The final weight, feed intake, feed conversion ratio and mortality were significantly affected (P<0.05) by the dietary inclusion of PLCSM. This is a clear indication that the inclusion of PLCSM across the treatment can support the growth of the quails, birds fed diet 4 had a better final weight followed by diet 3, 2 and 1 respectively. This could be due to a higher protein content contained in the experimental diet. This agrees with the findings of Odetola et al (2012) and Olatunji et al (2016) when Moringa leaf meals were fed to weaner rabbits but contrary to the reports of Savas Sariözkan (2018) when lemon grass was supplemented in the diets of quails. Preston and Leng (1987) reported that the growth rate of an animal is determined by the feed intake and digestibility, with feed intake being determined by balance of nutrients especially protein in relation to energy for metabolism. Quails fed diet 1 had a high mortality of six (6), however, none was recorded in diet 2, 3 and 4 respectively, this could be as a results of the phytochemicals in the test materials (PLCSM). Pharmacological studies on the bark and leaves of the plants shows display effective antimicrobial activity (Faizi et al, 2003), cytotoxic function (Chang et al, 2006; Chen et al, 2006), hypotensive effects (Saleem et al, 2005).

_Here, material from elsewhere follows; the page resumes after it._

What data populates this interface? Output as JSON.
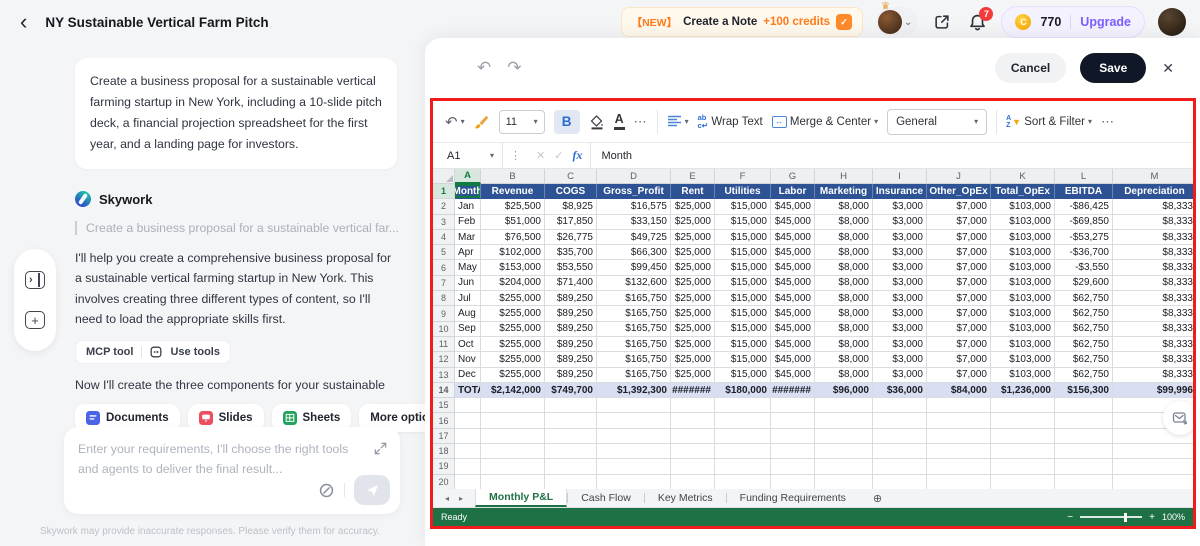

The haematological parameters as influenced by the diets are presented in Table 7. The pack cell volume (PCV) values obtained are 39.07, 48.11, 50.08 and 50.10 (%) for 1, 2, 3 and 4 respectively while those of haemoglobin (Hb) are 10.07, 11.02, 11.08 and 11.10 (g/dl) for 1, 2, 3 and 4 respectively. The red blood cell (RBC) values obtained are 2.06, 3.13, 3.14 and 3.15 (106mm3) for 1, 2, 3 and 4 respectively while those of white blood cell are 123.7, 127.11, 124.1 and 127.9 (106mm3) for 1, 2, 3 and 4 respectively. The MCV values obtained are 108.11, 121.9, 131.2 and 132.05 (f/l) for 1, 2, 3 and 4 respectively while those of MCH are 26.44, 37.01, 38.13 and 39.18 (pg) for 1, 2, 3 and 4 respectively. The PCV, Hb, RBC, MCV, MCH and MCHC were significantly (P<0.05) by the dietary inclusion of PLCSM. The values obtained for all the parameters fall within the range established by Puspamitra et al (2014) for Japanese quails. The haematological results in this experiment are also in agreement with the reports of Obikaonu et al (2014) but contrary to the findings of Olabanji et al (2007) and Alagbe, J.O (2016) on the effects of P. lonifolia leaf meal on the blood profile of broilers. The results obtained for heamatological analysis is a clear indication that PLCSM inclusion in the diets did not affect the formation of blood cells and their constituents; it is also a pointer to nutritional adequacy and safety of the test material (PLCSM).
According to Abdi-Hachesoo (2013), the physiological, nutritional and pathological conditions of animals are usually assessed using heamatological analysis of their blood. Haematological components, which consists of red blood cell (RBC), white blood cell (WBC), MCH, MCV, MCHC are valuable in monitoring feed toxicity especially feed constituents’ that affect the blood as well as health status of animals (Oyawoye and Ogunkunle, 2004). Isaac et al (2013) reported that RBC are involved in the transportation of oxygen, pack cell volume (PCV) are involved in the transport of absorbed nutrients (Soetan et al, 2013). WBC plays a vital role in antibody formation to prevent animals against diseases (Iwuji and Herbert, 2012).
The P. longifolia - Corn silk meal mixture (PLCSM) at 15% inclusion did not have any deleterious effect on the health, blood profile and general performance of quails.